When Amazon launched Home Services, the team was convinced that most people want to schedule home installations in the mornings, evenings, or weekends. This naturally constrained the number of available time slots, and stretched delivery dates months into the future. Customers weren’t pleased and happiness was far from guaranteed.
Frustrated and out of ideas, the team decided to experiment by offering the next available time slot by default (customers could still choose another slot if they wanted to). It turned out that most customers wanted the installation as soon as possible and took the first available slot. As orders clocked up, technicians completed more installations and delivered higher quality service based on customer satisfaction.
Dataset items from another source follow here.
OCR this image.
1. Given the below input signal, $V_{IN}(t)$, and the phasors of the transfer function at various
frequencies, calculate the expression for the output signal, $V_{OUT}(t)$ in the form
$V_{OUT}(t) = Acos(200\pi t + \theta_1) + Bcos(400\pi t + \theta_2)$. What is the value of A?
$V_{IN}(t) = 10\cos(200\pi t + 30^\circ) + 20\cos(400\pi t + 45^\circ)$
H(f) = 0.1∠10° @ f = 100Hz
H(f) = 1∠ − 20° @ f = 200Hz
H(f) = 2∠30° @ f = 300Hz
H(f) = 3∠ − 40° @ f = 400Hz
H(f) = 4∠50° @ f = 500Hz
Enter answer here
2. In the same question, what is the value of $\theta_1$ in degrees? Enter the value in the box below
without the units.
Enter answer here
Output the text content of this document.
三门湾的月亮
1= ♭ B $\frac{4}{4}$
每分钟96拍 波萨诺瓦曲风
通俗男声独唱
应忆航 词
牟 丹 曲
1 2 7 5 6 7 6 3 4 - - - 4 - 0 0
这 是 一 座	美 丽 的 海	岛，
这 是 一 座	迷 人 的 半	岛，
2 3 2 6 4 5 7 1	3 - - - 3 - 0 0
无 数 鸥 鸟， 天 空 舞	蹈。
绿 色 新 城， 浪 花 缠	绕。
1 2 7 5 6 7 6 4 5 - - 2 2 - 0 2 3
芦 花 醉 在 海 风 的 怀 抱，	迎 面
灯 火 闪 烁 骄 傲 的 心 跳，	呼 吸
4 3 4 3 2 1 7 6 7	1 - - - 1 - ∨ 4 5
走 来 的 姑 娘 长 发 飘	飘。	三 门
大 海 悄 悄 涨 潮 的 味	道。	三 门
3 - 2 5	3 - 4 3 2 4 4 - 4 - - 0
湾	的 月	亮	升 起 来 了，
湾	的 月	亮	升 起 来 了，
Happiness began to trend upwards.
Experiments enable us to form a deeper understanding of a problem. While the desire to understand is universal, using experimentation to understand a problem is not a natural human instinct.
In intentionally seeking data that disproves one’s deepest convictions, experimentation defines the culture of the teamwhere it takes hold. From the scientific revolution in Europe to the rise of Netflix, Amazon, and Facebook, experimentation has enabled unparalleled growth. Large companies such as Amazon and Facebook haven’t become experimental after they’ve grown big. They’ve grown big because they tested their convictions every step of the way.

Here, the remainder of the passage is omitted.